How to use MFCC feature extraction method while fine-tuning the pretrained model?

I am following the below blog post for fine-tuning the pretrained model on my custom dataset. Fine-Tune XLSR-Wav2Vec2 for low-resource ASR with 🤗 Transformers. In the blog, the author mentioned about where we can use it. Below is an excerpt for the same.

First, we load and resample the audio data, simply by calling 'batch["audio"]' . Second, we extract the 'input_values' from the loaded audio file. In our case, the Wav2Vec2Processor only normalizes the data. For other speech models, however, this step can include more complex feature extraction, such as [Log-Mel feature extraction](https://en.wikipedia.org/wiki/Mel-frequency_cepstrum). Third, we encode the transcriptions to label ids.

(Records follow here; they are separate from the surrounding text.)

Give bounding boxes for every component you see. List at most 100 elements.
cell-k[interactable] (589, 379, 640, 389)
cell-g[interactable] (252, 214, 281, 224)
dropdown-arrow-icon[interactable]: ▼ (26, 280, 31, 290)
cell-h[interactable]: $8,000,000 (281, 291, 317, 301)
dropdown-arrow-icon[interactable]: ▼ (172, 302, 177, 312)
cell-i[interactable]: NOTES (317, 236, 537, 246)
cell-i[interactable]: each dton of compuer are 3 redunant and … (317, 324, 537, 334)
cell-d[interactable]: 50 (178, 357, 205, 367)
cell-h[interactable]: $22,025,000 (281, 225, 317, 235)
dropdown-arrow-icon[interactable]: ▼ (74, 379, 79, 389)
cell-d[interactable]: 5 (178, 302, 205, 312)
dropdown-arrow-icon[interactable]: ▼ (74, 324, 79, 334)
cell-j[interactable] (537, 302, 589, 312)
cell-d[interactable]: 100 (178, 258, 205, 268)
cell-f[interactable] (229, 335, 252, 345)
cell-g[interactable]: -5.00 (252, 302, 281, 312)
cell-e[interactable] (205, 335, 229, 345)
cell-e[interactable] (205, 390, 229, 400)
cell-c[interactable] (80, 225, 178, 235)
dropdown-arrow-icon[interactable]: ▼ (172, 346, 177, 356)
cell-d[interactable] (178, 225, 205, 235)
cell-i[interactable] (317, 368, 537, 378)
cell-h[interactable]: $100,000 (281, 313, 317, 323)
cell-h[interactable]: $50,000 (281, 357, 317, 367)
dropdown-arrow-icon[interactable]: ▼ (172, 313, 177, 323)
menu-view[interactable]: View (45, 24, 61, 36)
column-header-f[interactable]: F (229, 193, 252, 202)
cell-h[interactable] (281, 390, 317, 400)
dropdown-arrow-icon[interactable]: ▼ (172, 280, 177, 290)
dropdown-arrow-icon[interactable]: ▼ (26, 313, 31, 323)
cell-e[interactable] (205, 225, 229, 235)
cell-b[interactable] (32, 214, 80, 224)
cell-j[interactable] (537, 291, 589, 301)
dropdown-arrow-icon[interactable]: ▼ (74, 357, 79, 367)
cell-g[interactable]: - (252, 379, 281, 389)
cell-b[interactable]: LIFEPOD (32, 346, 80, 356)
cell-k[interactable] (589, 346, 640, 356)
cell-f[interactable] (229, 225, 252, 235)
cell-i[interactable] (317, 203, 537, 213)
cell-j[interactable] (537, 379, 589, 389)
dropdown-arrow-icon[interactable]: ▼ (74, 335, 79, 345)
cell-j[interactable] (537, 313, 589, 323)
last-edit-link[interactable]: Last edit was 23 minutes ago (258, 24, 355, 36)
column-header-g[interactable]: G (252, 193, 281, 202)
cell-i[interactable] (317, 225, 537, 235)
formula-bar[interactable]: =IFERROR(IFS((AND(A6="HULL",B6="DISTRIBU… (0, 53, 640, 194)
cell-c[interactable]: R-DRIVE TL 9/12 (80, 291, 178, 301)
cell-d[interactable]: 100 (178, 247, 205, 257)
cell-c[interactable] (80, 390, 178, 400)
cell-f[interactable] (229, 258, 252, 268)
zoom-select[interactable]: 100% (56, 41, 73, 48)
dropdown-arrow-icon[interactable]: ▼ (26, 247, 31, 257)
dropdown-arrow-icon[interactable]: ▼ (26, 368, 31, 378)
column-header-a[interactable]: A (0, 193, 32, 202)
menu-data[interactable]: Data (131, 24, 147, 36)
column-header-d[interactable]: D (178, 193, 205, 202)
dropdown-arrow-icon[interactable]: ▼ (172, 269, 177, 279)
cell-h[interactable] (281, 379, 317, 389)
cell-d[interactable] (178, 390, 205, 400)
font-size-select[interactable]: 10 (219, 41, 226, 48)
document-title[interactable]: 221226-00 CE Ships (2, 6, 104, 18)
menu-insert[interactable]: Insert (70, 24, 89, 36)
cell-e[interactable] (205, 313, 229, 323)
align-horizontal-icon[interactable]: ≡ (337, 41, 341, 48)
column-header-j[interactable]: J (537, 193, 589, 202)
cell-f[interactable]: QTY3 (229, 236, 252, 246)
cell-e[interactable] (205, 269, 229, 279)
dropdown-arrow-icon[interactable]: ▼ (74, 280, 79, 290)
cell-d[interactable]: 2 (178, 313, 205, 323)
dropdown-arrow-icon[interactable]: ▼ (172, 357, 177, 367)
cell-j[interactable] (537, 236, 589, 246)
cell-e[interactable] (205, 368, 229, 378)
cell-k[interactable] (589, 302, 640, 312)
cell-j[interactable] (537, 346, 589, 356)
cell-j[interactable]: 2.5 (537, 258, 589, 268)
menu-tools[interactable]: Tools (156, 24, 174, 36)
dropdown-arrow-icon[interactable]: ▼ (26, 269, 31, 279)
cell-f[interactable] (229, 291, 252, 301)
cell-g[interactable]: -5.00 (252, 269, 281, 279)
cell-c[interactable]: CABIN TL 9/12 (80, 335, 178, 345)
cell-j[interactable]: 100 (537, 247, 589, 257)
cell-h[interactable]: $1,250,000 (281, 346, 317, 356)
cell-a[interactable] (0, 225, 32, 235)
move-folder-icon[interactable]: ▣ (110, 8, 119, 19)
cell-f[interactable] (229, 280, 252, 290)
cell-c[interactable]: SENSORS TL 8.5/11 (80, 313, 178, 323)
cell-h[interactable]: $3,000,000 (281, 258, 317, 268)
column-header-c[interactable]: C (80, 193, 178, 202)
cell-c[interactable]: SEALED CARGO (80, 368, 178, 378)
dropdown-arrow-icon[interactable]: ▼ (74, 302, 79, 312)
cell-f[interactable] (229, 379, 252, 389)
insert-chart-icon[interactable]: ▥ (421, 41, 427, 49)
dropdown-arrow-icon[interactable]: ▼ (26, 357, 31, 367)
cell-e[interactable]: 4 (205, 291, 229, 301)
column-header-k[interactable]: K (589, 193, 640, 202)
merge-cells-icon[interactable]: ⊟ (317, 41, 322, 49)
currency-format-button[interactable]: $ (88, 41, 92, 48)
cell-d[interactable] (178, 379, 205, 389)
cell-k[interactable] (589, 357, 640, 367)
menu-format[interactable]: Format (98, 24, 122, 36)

Below is the section where the change is supposed to be done.(AFAIK)

def prepare_dataset(batch):
    audio = batch["audio"]

    # batched output is "un-batched"
    batch["input_values"] = processor(audio["array"], sampling_rate=audio["sampling_rate"]).input_values[0]
    batch["input_length"] = len(batch["input_values"])
    
    with processor.as_target_processor():
        batch["labels"] = processor(batch["sentence"]).input_ids
    return batch

The change which I made is this line
batch["input_values"] = librosa.feature.mfcc(audio["array"], n_mfcc=13, sr=audio["sampling_rate"])

However, this doesn’t seem to work. Can somebody help me out? Thanks.

I have exactly the same problem, can somebody help me please?